I’ve noticed that many GenAI application projects put in automated evaluations (evals) of the system’s output probably later — and rely on humans to manually examine and judge outputs longer — than they should. This is because building evals is viewed as a massive investment (say, creating 100 or 1,000 examples, and designing and validating metrics) and there’s never a convenient moment to put in that up-front cost. Instead, I encourage teams to think of building evals as an iterative process. It’s okay to start with a quick-and-dirty implementation (say, 5 examples with unoptimized metrics) and then iterate and improve over time. This allows you to gradually shift the burden of evaluations away from humans and toward automated evals.

wrote previously about the importance and difficulty of creating evals. Say you’re building a customer-service chatbot that responds to users in free text. There’s no single right answer, so many teams end up having humans pore over dozens of example outputs with every update to judge if it improved the system. While techniques like LLM-as-judge are helpful, the details of getting this to work well (such as what prompt to use, what context to give the judge, and so on) are finicky to get right. All this contributes to the impression that building evals requires a large up-front investment, and thus on any given day, a team can make more progress by relying on human judges than figuring out how to build automated evals.

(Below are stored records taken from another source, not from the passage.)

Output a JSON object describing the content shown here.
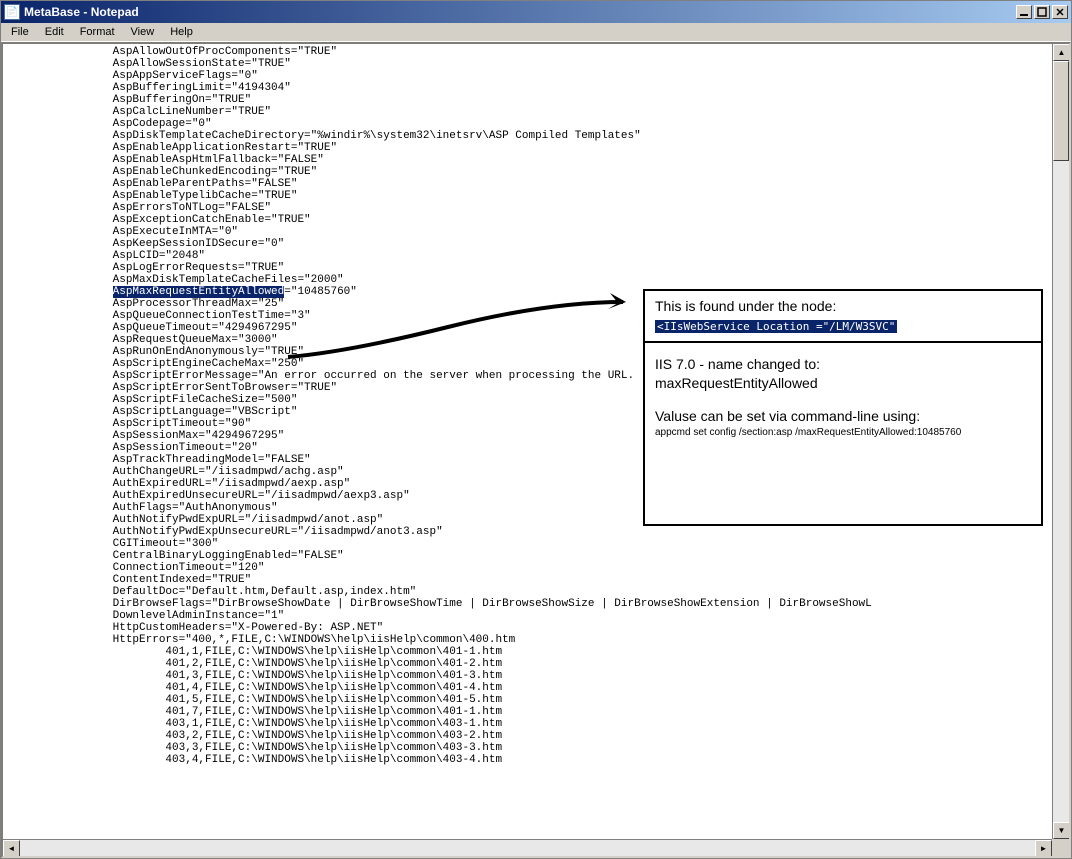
{
  "window": {
    "title": "MetaBase - Notepad"
  },
  "menu": {
    "file": "File",
    "edit": "Edit",
    "format": "Format",
    "view": "View",
    "help": "Help"
  },
  "highlighted_key": "AspMaxRequestEntityAllowed",
  "highlighted_rest": "=\"10485760\"",
  "lines_before": [
    "                AspAllowOutOfProcComponents=\"TRUE\"",
    "                AspAllowSessionState=\"TRUE\"",
    "                AspAppServiceFlags=\"0\"",
    "                AspBufferingLimit=\"4194304\"",
    "                AspBufferingOn=\"TRUE\"",
    "                AspCalcLineNumber=\"TRUE\"",
    "                AspCodepage=\"0\"",
    "                AspDiskTemplateCacheDirectory=\"%windir%\\system32\\inetsrv\\ASP Compiled Templates\"",
    "                AspEnableApplicationRestart=\"TRUE\"",
    "                AspEnableAspHtmlFallback=\"FALSE\"",
    "                AspEnableChunkedEncoding=\"TRUE\"",
    "                AspEnableParentPaths=\"FALSE\"",
    "                AspEnableTypelibCache=\"TRUE\"",
    "                AspErrorsToNTLog=\"FALSE\"",
    "                AspExceptionCatchEnable=\"TRUE\"",
    "                AspExecuteInMTA=\"0\"",
    "                AspKeepSessionIDSecure=\"0\"",
    "                AspLCID=\"2048\"",
    "                AspLogErrorRequests=\"TRUE\"",
    "                AspMaxDiskTemplateCacheFiles=\"2000\""
  ],
  "highlighted_prefix": "                ",
  "lines_after": [
    "                AspProcessorThreadMax=\"25\"",
    "                AspQueueConnectionTestTime=\"3\"",
    "                AspQueueTimeout=\"4294967295\"",
    "                AspRequestQueueMax=\"3000\"",
    "                AspRunOnEndAnonymously=\"TRUE\"",
    "                AspScriptEngineCacheMax=\"250\"",
    "                AspScriptErrorMessage=\"An error occurred on the server when processing the URL.  Please contact the system administ",
    "                AspScriptErrorSentToBrowser=\"TRUE\"",
    "                AspScriptFileCacheSize=\"500\"",
    "                AspScriptLanguage=\"VBScript\"",
    "                AspScriptTimeout=\"90\"",
    "                AspSessionMax=\"4294967295\"",
    "                AspSessionTimeout=\"20\"",
    "                AspTrackThreadingModel=\"FALSE\"",
    "                AuthChangeURL=\"/iisadmpwd/achg.asp\"",
    "                AuthExpiredURL=\"/iisadmpwd/aexp.asp\"",
    "                AuthExpiredUnsecureURL=\"/iisadmpwd/aexp3.asp\"",
    "                AuthFlags=\"AuthAnonymous\"",
    "                AuthNotifyPwdExpURL=\"/iisadmpwd/anot.asp\"",
    "                AuthNotifyPwdExpUnsecureURL=\"/iisadmpwd/anot3.asp\"",
    "                CGITimeout=\"300\"",
    "                CentralBinaryLoggingEnabled=\"FALSE\"",
    "                ConnectionTimeout=\"120\"",
    "                ContentIndexed=\"TRUE\"",
    "                DefaultDoc=\"Default.htm,Default.asp,index.htm\"",
    "                DirBrowseFlags=\"DirBrowseShowDate | DirBrowseShowTime | DirBrowseShowSize | DirBrowseShowExtension | DirBrowseShowL",
    "                DownlevelAdminInstance=\"1\"",
    "                HttpCustomHeaders=\"X-Powered-By: ASP.NET\"",
    "                HttpErrors=\"400,*,FILE,C:\\WINDOWS\\help\\iisHelp\\common\\400.htm",
    "                        401,1,FILE,C:\\WINDOWS\\help\\iisHelp\\common\\401-1.htm",
    "                        401,2,FILE,C:\\WINDOWS\\help\\iisHelp\\common\\401-2.htm",
    "                        401,3,FILE,C:\\WINDOWS\\help\\iisHelp\\common\\401-3.htm",
    "                        401,4,FILE,C:\\WINDOWS\\help\\iisHelp\\common\\401-4.htm",
    "                        401,5,FILE,C:\\WINDOWS\\help\\iisHelp\\common\\401-5.htm",
    "                        401,7,FILE,C:\\WINDOWS\\help\\iisHelp\\common\\401-1.htm",
    "                        403,1,FILE,C:\\WINDOWS\\help\\iisHelp\\common\\403-1.htm",
    "                        403,2,FILE,C:\\WINDOWS\\help\\iisHelp\\common\\403-2.htm",
    "                        403,3,FILE,C:\\WINDOWS\\help\\iisHelp\\common\\403-3.htm",
    "                        403,4,FILE,C:\\WINDOWS\\help\\iisHelp\\common\\403-4.htm"
  ],
  "callout1": {
    "line1": "This is found under the node:",
    "line2": "<IIsWebService   Location =\"/LM/W3SVC\""
  },
  "callout2": {
    "line1": "IIS 7.0 - name changed to:",
    "line2": "maxRequestEntityAllowed",
    "line3": "Valuse can be set via command-line using:",
    "line4": "appcmd set config /section:asp /maxRequestEntityAllowed:10485760"
  }
}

I encourage you to approach building evals differently. It’s okay to build quick evals that are only partial, incomplete, and noisy measures of the system’s performance, and to iteratively improve them. They can be a complement to, rather than replacement for, manual evaluations. Over time, you can gradually tune the evaluation methodology to close the gap between the evals’ output and human judgments. For example:

  • It’s okay to start with very few examples in the eval set, say 5, and gradually add to them over time — or subtract them if you find that some examples are too easy or too hard, and not useful for distinguishing between the performance of different versions of your system.
  • It’s okay to start with evals that measure only a subset of the dimensions of performance you care about, or measure narrow cues that you believe are correlated with, but don’t fully capture, system performance. For example if, at a certain moment in the conversation, your customer-support agent is supposed to (i) call an API to issue a refund and (ii) generate an appropriate message to the user, you might start off measuring only whether or not it calls the API correctly and not worry about the message. Or if, at a certain moment, your chatbot should recommend a specific product, a basic eval could measure whether or not the chatbot mentions that product without worrying about what it says about it.

So long as the output of the evals correlates with overall performance, it’s fine to measure only a subset of things you care about when starting.

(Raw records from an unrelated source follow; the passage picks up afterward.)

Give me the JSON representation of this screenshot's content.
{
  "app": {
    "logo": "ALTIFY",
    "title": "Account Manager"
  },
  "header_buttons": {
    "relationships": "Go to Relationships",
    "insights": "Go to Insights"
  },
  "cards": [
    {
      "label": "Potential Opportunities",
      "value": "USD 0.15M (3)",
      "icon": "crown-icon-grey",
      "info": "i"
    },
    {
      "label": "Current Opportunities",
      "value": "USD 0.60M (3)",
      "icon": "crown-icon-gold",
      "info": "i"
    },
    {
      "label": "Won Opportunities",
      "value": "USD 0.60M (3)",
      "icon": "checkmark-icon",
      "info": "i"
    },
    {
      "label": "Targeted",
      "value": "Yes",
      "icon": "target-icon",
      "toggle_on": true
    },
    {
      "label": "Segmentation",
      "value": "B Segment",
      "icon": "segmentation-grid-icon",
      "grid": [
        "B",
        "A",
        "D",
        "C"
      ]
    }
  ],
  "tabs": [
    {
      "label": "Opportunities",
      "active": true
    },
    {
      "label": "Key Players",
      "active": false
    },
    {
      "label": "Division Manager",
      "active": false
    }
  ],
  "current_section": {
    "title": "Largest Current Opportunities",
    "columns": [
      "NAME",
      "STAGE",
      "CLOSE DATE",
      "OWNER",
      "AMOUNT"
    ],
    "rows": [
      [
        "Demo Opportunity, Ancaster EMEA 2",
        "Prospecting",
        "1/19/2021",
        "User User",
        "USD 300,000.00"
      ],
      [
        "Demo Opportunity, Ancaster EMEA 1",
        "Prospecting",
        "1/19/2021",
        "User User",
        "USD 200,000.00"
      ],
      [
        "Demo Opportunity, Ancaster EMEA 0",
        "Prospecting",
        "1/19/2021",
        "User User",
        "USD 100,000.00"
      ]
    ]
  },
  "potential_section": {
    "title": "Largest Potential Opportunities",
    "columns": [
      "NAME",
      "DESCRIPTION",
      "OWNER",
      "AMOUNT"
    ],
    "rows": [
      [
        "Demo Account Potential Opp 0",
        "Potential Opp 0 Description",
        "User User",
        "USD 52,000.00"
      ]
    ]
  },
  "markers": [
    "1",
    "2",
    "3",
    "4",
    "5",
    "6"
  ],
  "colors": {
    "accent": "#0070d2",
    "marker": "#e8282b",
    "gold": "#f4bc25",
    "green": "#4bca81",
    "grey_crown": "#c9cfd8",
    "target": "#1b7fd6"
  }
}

The development process thus comprises two iterative loops, which you might execute in parallel:

  • Iterating on the system to make it perform better, as measured by a combination of automated evals and human judgment;
  • Iterating on the evals to make them correspond more closely to human judgment.

As with many things in AI, we often don’t get it right the first time. So t’s better to build an initial end-to-end system quickly and then iterate to improve it. We’re used to taking this approach to building AI systems. We can build evals the same way.

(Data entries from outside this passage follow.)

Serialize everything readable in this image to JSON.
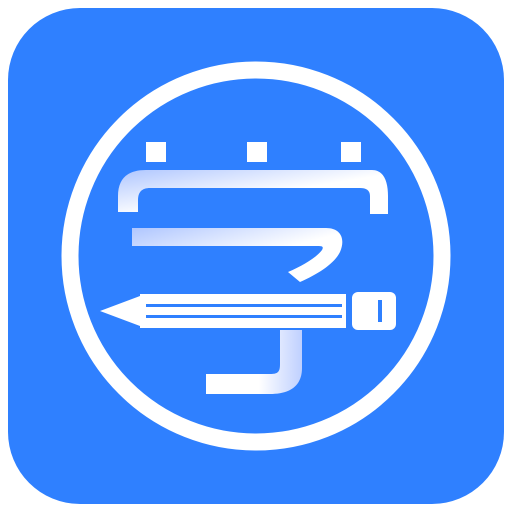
{
  "icon": {
    "semantic": "learning-app-icon",
    "glyph": "学",
    "motif": "pencil",
    "colors": {
      "background": "#2F80FF",
      "ring": "#FFFFFF",
      "glyph": "#FFFFFF",
      "glyph_shade": "#C9D7FF",
      "pencil_lines": "#2F80FF"
    }
  }
}
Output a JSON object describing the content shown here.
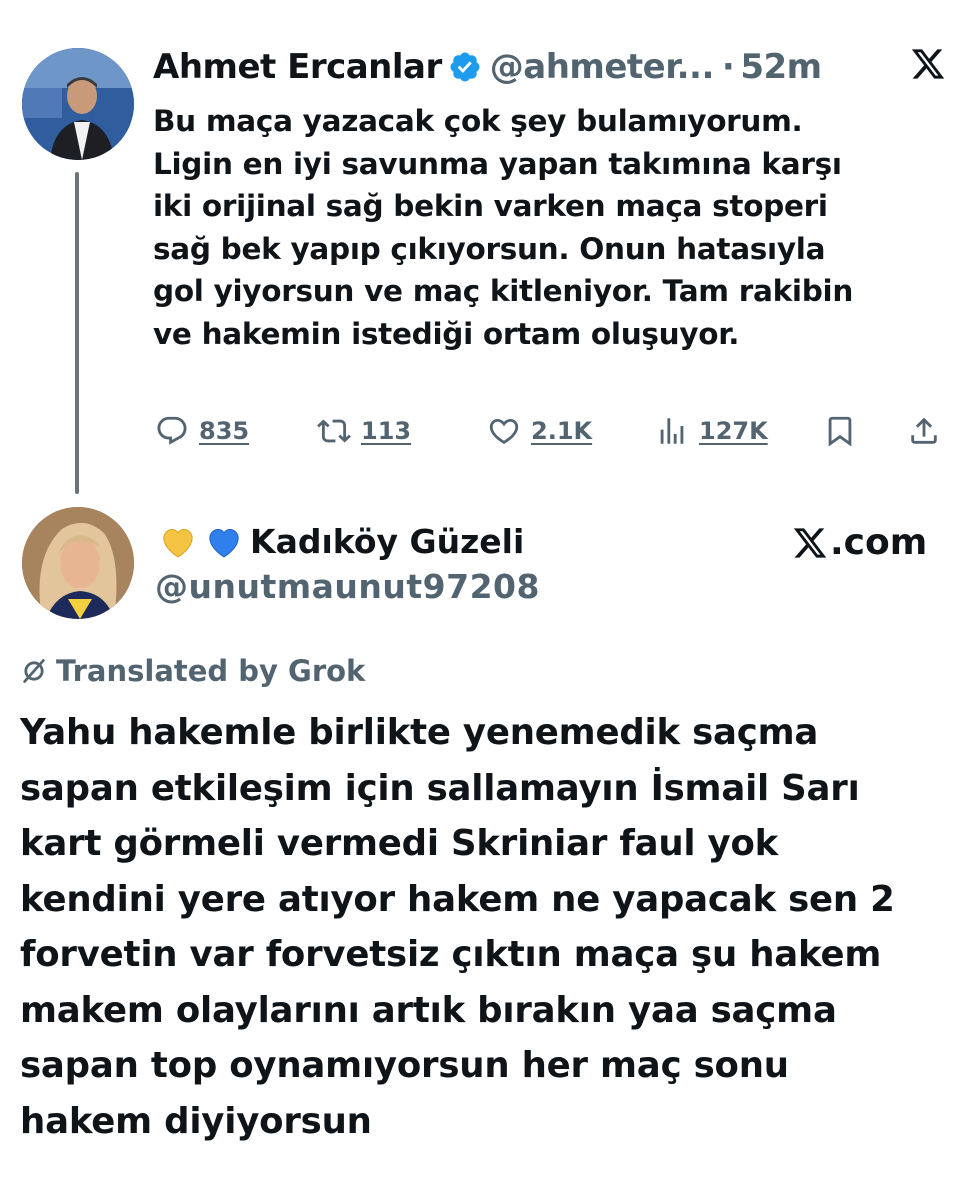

To me, a successful eval meets the following criteria. Say, we currently have system A, and we might tweak it to get a system B: 

  • If A works significantly better than B according to a skilled human judge, the eval should give A a significantly higher score than B.
  • If A and B have similar performance, their eval scores should be similar.

Whenever a pair of systems A and B contradicts these criteria, that is a sign the eval is in “error” and we should tweak it to make it rank A and B correctly. This is a similar philosophy to error analysis in building machine learning algorithms, only instead of focusing on errors of the machine learning algorithm's output — such as when it outputs an incorrect label — we focus on “errors” of the evals — such as when they incorrectly rank two systems A and B, so the evals aren’t helpful in choosing between them.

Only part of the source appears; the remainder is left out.